Она вбежала в кухонную дверь, посмотрела в овальное зеркало рядом с кладовой и поспешила наверх, как раз вовремя, чтобы поприветствовать гостя у передней двери. При виде нее он был удивлен, почти недоволен, и возвестил, что грядут последние времена, раз уж в таком грандиозном имении, как Майлдерхерст, больше нет настоящей экономки, после чего приказал проводить его к отцу. Как бы Саффи ни стремилась принять меняющиеся нравы, она питала старомодное почтение к закону и его служителям и потому повиновалась. Гость был немногословен (то есть не расположен к пустой болтовне с дочерями клиентов); по лестнице они поднимались в тишине, чему Саффи была рада — рядом с такими мужчинами, как мистер Бэнкс, она всегда лишалась дара речи. Когда они достигли вершины винтовой лестницы, он резко кивнул и вместе со своими навязчивыми спутницами вошел в папину комнату в башне.
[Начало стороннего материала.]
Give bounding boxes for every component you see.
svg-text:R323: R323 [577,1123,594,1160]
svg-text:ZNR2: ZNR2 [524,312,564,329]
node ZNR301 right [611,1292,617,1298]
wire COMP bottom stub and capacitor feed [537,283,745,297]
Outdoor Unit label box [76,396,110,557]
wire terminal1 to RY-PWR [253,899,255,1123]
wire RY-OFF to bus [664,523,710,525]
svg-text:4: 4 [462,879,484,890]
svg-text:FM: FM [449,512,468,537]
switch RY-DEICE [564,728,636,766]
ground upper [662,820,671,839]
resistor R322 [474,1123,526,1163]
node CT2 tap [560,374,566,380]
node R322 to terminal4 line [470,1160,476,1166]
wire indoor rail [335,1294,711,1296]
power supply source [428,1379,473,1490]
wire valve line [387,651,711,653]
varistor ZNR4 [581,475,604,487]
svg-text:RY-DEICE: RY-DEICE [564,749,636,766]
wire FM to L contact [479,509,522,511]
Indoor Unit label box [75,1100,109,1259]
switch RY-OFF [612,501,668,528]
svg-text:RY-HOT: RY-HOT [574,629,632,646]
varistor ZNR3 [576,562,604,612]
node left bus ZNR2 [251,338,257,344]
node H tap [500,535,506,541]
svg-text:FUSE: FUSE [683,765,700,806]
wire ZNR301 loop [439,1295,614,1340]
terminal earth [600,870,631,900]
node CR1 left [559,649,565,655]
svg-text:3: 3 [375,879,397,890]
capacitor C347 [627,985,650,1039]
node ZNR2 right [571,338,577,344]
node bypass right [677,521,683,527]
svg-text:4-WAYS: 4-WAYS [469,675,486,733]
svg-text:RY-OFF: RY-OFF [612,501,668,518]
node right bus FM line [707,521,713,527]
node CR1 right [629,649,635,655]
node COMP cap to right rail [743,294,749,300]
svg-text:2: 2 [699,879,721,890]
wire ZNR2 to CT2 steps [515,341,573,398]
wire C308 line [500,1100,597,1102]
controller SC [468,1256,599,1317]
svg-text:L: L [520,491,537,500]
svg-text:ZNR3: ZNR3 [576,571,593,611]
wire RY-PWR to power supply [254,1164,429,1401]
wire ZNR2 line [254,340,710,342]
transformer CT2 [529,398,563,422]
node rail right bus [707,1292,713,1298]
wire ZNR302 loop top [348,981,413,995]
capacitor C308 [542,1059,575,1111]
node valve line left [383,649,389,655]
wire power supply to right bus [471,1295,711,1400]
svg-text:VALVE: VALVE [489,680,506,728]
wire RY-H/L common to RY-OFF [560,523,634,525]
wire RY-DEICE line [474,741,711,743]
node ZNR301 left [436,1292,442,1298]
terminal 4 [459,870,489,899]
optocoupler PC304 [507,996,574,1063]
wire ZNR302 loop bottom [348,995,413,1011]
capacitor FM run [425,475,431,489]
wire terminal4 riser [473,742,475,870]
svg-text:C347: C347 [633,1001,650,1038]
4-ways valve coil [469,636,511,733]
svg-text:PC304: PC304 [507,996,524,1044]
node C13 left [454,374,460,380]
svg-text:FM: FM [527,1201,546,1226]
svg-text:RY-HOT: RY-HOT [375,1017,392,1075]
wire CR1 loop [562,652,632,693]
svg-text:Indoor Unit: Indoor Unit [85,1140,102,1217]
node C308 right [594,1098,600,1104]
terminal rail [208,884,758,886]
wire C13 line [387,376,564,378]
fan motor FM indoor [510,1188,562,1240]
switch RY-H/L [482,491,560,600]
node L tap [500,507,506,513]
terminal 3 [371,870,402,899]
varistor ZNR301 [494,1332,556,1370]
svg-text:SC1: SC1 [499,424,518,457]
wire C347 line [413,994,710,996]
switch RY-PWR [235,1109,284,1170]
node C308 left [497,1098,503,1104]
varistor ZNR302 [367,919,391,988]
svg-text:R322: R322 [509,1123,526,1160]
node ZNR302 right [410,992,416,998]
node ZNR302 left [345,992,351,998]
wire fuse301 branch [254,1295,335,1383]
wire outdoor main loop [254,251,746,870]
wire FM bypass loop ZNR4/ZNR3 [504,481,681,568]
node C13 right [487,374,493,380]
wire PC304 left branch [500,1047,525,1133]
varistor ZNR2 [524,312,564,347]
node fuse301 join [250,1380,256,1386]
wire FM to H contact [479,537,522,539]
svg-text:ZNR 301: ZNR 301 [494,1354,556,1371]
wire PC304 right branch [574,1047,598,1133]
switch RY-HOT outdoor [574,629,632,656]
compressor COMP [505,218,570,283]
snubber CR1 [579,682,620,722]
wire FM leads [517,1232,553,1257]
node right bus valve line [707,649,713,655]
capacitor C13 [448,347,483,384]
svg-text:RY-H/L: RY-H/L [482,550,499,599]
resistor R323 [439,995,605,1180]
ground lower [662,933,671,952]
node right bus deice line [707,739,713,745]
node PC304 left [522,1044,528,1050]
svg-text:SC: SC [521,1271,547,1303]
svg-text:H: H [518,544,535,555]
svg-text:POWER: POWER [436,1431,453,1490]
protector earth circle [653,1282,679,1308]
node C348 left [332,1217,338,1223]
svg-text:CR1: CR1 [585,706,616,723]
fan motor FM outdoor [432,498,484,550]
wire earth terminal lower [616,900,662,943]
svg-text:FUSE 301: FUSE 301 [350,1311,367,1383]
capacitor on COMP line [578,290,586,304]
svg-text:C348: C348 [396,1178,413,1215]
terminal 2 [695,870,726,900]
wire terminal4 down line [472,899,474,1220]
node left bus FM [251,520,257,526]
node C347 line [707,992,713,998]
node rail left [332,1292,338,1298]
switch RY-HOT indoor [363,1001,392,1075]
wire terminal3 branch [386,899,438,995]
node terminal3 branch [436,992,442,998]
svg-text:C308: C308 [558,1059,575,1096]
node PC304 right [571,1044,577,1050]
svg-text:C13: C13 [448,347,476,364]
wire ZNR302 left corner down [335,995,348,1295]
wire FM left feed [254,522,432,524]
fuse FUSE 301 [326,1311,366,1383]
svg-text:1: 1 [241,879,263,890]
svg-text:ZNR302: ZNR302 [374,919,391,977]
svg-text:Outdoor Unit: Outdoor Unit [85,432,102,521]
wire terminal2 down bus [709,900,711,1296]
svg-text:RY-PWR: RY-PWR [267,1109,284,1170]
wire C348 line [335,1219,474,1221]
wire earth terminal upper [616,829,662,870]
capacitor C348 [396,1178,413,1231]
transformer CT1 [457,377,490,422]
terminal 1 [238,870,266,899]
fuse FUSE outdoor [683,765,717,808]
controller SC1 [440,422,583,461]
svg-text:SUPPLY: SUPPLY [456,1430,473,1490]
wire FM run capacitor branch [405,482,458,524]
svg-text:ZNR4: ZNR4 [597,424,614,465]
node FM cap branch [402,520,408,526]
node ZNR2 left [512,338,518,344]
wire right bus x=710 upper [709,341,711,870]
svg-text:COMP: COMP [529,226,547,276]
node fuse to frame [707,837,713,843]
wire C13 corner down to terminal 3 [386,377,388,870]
Шпионить Саффи не собиралась; более того, она возмущалась этим вторжением в свое личное время почти так же сильно, как любым делом, которое приводило ее в отвратительную башню с ее запахом надвигающейся смерти и чудовищным офортом в раме на стене. Если бы ее внимание не привлекло полное муки трепыхание бабочки в паутине между столбиками перил, она бы, несомненно, уже была на середине пути вниз, далеко за пределами слышимости. Но она принялась осторожно распутывать насекомое и потому уловила папины слова:
— Вот почему я позвал вас, Бэнкс. Смерть — чертовски досадная помеха! Вы сделали исправления?
— Да. Я принес их, чтобы подписать и заверить, а также копию для вашего архива, разумеется.
Последующих деталей Саффи не слышала, да и не хотела слышать. Она была второй дочерью мужчины старой закалки, синим чулком средних лет. Принадлежащий мужчинам мир собственности и финансов не интересовал и не заботил ее. Она хотела одного: освободить обессиленную бабочку и убежать из башни, подальше от затхлого воздуха и душных воспоминаний. Она не ступала в маленькую комнату больше двадцати лет и не собиралась ступать в нее и впредь. Так что она поспешила вниз, прочь, пытаясь уклониться от облака прошлого, которое преследовало ее по пятам.
Ведь когда-то они с папой были близки, много лет назад, но та любовь прогнила. Юнипер оказалась лучшей писательницей, а Перси — лучшей дочерью, и для Саффи в сердце отца почти не осталось места. Было лишь одно краткое и яркое мгновение, в которое полезность Саффи затмила полезность сестер. После Первой мировой, когда папа вернулся к ним, израненный и сломленный, именно она возродила его к жизни, дала ему то, в чем он нуждался больше всего. И как же соблазнительна была сила его нежности, вечера, проведенные в укрытии, где никто не мог их найти…
Внезапно возник хаос, и Саффи распахнула глаза. Кто-то вопил. Она лежала в ванне, вода была ледяной, солнечный свет за открытым окном сменился сумерками. Саффи поняла, что задремала. Ей повезло, что она не соскользнула глубже. Но кто же кричал? Она села, напряженно прислушиваясь. Тишина. Неужели шум ей пригрезился?